I knew my grandmother, Ura Mae, was born in a small Texas town to poor, uneducated parents. I knew that she was one of thirteen children and that she used to play paper dolls under the dining room table because it was one of the only places that she could find to be alone. I also knew that she eventually married a total of three times, the first when she was sixteen, and had three children by three different men. I have seen the haunting pictures of Margie, her first child, who died of bone cancer at the age of twelve. And I have heard stories about her second husband, Mac, who was killed by the Japanese on Wake Island during World War II. I know that she was heartbroken when her only son abandoned his wife and children and that it would've crushed her to know that after she died, her two surviving children fought for years over her estate and eventually stopped speaking altogether. Her life was one of tragedy, heartbreak and despair.
But that's only half the story. My grandmother completed her high school education through correspondence in 1955 and in 1972, received a degree in English from San Diego State University. She designed and taught a course on conservatorship at the local junior college until just before she died in 1994. For several years, she was the Sunday school superintendent of her church and also served as president of volunteer organizations around the San Diego area. She was interested in social justice and rarely turned down a worthwhile cause. She kept her 4'10 frame in tip-top shape by exercising everyday in her garage, though she did enjoy a bowl of Heavenly Hash ice cream every night before bed. She loved her grandchildren so much that when her son proved financially and emotionally irresponsible, she provided all three of them with a college education. She possessed intelligence, tenacity and unimaginable strength.
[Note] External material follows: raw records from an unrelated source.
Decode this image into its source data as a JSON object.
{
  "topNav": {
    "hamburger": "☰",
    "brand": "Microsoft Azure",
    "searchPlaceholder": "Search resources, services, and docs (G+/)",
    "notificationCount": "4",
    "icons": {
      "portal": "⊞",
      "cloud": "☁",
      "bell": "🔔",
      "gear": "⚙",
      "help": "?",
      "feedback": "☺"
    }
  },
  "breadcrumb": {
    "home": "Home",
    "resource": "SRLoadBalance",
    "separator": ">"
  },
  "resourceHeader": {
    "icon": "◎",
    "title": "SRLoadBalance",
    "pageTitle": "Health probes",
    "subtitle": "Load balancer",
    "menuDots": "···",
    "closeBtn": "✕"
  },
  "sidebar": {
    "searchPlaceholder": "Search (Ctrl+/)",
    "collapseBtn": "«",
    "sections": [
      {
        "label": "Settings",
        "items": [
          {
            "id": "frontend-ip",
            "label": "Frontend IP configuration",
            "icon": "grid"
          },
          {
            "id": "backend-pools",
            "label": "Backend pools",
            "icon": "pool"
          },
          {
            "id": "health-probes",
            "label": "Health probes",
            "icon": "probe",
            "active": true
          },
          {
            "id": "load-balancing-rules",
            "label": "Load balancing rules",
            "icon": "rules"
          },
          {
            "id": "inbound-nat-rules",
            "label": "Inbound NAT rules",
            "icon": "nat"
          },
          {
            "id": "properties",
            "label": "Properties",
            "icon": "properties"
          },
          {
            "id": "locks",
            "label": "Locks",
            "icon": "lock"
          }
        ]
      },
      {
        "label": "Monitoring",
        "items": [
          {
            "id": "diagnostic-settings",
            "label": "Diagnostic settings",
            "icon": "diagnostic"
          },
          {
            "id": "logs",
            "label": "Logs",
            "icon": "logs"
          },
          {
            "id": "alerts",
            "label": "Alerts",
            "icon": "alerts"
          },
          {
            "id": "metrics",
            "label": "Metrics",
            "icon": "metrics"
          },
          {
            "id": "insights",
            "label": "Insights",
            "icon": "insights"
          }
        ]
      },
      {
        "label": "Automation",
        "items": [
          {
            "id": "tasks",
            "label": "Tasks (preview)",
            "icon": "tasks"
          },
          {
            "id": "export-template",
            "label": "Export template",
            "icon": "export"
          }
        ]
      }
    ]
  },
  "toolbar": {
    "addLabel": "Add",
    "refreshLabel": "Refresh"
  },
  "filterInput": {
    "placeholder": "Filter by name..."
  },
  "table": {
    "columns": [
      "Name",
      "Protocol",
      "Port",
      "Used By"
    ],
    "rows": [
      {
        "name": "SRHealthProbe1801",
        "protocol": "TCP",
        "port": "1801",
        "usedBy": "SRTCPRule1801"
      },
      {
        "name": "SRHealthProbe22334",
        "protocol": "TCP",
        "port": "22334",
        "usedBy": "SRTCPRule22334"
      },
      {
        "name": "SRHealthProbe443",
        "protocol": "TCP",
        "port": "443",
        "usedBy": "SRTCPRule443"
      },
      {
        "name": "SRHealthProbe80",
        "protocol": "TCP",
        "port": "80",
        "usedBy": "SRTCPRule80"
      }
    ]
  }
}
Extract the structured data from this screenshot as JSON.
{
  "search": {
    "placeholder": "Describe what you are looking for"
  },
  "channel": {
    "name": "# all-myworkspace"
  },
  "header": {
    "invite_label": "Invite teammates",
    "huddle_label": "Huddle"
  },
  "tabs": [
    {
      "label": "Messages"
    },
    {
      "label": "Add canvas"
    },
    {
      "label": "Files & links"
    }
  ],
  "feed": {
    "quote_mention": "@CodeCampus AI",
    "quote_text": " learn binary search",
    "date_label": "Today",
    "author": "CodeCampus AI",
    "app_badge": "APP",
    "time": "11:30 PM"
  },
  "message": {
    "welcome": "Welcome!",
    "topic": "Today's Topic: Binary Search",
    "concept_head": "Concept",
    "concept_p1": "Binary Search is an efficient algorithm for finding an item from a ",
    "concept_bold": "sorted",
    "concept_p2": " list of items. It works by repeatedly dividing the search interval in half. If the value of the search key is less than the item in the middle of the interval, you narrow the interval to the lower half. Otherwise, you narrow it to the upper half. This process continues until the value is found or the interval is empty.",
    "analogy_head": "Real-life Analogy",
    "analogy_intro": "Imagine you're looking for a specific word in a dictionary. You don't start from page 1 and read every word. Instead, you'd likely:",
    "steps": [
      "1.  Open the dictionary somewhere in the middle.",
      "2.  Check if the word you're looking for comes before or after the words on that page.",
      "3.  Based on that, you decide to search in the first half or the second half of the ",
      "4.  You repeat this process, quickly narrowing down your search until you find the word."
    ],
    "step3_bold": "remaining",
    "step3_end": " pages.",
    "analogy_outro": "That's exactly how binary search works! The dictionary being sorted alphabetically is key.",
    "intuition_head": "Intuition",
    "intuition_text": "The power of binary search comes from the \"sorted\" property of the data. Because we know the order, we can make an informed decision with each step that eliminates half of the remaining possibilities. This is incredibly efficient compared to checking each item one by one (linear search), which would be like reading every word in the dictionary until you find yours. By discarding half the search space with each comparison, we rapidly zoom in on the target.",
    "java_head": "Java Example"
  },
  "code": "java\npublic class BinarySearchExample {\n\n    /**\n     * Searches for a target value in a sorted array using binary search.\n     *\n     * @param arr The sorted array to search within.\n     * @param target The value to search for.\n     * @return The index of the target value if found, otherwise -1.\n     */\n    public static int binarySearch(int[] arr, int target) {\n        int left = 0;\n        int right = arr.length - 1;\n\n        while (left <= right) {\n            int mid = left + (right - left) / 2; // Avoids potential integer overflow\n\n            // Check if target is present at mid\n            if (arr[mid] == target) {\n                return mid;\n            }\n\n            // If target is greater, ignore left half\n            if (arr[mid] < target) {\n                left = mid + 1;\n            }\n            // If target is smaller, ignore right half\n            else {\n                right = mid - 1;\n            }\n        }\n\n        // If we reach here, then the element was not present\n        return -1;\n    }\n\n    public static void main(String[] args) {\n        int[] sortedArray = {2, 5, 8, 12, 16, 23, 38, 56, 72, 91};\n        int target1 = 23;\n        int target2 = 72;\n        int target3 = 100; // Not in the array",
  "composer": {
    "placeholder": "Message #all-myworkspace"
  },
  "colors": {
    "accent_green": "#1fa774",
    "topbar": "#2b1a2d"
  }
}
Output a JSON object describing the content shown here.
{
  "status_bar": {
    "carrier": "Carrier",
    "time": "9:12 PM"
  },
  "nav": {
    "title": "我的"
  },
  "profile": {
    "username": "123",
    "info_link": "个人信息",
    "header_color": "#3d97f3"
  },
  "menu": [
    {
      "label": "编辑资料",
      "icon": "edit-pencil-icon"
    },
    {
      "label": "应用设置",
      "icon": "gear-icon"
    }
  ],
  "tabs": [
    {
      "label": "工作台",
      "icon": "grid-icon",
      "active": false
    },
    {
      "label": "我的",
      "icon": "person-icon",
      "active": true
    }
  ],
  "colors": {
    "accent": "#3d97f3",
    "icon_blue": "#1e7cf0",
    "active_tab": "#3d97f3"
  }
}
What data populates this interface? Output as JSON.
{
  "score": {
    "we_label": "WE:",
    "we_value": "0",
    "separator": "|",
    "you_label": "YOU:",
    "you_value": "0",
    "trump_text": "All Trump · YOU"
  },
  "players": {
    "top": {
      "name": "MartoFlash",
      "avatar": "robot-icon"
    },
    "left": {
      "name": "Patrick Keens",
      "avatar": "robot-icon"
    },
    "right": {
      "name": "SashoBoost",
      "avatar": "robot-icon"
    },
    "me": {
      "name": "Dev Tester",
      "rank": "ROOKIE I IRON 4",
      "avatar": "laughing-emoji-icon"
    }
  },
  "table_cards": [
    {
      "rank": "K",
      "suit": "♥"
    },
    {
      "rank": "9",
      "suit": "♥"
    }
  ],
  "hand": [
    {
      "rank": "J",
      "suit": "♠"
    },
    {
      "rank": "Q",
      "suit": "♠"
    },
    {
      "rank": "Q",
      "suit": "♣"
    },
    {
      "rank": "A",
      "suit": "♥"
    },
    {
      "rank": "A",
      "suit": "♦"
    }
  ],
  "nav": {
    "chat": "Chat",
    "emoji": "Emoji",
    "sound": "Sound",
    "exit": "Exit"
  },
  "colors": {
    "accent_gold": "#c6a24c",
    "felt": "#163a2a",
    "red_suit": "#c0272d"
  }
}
That's the whole story, or at least for now, the one that I know to tell. And it's the story that I claim for my daughter. Someday, when I tell Amelia about her spunky great-grandmother, I will share the tragedy, only as it serves to illuminate the beauty of who she became. That legacy belongs to me, and now it belongs to Amelia. What she chooses to do with it is up to her.
Sunday, February 12, 2006
Cure for the Winter Blues
O.K., so maybe the term "winter blues" means something a little different in San Diego than it does in, say, North Dakota, but everyone everywhere gets the blahs once in a while. Especially during this time of year in California when it is too warm to wear a sweater, but not warm enough for a tank top. Well, I think I may have found a remedy. On Saturday, I had my first legitimate haircut in over two years. And by "legitimate," I mean that it cost more than ten dollars and I wasn't left with hair that was longer on one side than the other. Yep, I splurged and got the real deal...It was a scalp-scrubbin', deep-conditioning, leave -with- a- free- bottle- of- hair-straightener good time. My hairdresser Kevin is a magician, I'm convinced. I sat down in his chair a frumpy, over-extended hausfrau and left the place feeling like a Pantene model, swinging my new coif from side to side and casting flirty glances at myself in full length mirrors. For anyone out there in need of an end of winter pick-me-up, I highly recommend a good haircut. It's amazing what a little snip-snip will do for the spirit.